More on Akwaji (Oluwa in the book)


Akwaji - please come back again tomorrow for the end of the story.

There was the story, and I believed it. Maybe the smile helped me to believe, because I felt he had very little to smile about. There he was, just a boy with all his years before him. He was a leper, left with no one in the world to care whether he lived or died. He had been sent away from home without as much as a yam for his next meal. But the smile never left his face as he unfolded his story. Not once did he show any sign of animosity for those who sent him from his home. As I looked into his wide dark eyes, I knew that Akwaji had been a leper for a long time, perhaps since he was born. His body showed few of the tell-tale patches, but the white spot in the cornea of his eye showed that the disease had affected his sight. Akwaji was not only a leper - he was also blind.

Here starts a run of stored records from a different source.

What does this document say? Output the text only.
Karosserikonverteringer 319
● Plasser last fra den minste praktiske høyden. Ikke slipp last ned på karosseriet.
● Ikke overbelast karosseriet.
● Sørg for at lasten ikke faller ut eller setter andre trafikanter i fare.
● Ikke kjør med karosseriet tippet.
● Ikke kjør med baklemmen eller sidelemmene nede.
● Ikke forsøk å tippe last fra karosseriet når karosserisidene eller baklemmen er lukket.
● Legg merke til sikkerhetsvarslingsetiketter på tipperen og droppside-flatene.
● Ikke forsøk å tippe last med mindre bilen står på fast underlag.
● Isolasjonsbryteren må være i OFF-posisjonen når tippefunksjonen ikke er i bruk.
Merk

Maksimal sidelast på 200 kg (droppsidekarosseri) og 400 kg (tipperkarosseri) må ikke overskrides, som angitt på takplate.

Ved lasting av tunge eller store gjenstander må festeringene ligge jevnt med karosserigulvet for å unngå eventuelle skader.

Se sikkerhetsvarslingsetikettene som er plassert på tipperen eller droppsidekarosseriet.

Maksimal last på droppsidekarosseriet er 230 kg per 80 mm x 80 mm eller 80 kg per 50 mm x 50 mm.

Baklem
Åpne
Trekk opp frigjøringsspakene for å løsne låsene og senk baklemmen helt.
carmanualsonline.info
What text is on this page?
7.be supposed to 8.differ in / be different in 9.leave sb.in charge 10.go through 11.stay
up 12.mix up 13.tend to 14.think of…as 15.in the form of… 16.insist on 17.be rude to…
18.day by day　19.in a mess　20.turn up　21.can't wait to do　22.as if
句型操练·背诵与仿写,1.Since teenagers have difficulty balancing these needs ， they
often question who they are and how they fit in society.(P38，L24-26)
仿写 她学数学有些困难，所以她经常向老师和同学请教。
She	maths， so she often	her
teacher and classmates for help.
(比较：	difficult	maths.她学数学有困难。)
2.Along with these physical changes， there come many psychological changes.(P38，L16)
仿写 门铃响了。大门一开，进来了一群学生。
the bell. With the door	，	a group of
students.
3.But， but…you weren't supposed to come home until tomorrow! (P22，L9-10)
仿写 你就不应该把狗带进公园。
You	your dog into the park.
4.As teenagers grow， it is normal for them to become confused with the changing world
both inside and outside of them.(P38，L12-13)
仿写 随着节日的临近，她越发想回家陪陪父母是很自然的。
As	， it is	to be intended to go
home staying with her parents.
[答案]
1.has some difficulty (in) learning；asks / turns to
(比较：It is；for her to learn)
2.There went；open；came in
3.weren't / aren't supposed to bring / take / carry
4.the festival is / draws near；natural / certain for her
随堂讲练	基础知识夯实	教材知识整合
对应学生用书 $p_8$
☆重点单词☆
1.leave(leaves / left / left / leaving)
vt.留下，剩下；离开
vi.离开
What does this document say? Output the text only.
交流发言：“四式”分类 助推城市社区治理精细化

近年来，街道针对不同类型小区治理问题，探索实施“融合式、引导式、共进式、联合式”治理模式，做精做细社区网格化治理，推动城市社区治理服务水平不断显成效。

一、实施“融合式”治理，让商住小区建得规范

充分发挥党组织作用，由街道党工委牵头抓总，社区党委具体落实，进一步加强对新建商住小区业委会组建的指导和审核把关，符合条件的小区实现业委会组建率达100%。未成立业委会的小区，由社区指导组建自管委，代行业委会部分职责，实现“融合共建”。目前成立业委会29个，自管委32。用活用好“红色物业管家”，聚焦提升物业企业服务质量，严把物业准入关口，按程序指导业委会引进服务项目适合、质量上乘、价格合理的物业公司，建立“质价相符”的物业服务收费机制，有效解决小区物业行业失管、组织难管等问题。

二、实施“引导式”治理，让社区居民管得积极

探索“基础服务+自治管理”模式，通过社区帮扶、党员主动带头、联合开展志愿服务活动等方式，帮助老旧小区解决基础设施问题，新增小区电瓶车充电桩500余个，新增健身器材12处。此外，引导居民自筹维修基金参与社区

Well, we took him into the Settlement, and he settled down as if he had been born there. He had one weakness - tobacco, and for a pipe full, he would entertain us to a song and dance. The song was mostly a chant made up by himself. It went like this: "Akwaji get no father, no mudder, Sista be father and mudder now. Akwaji get no tobacco, Sista bring tobacco now." This would go on and on. Then came the dance and finally a loud cry of "Bip!" finished the act. He soon became one of the characters of the Settlement. When he came to us he already knew that "God He dere" and he "savvied prayers small" (and recited them indeed at such a speed that only God Almighty could keep up with him). He began now to supplement this knowledge in the catechism class, learning about a Father and Mother whose love for him had surely led him to us.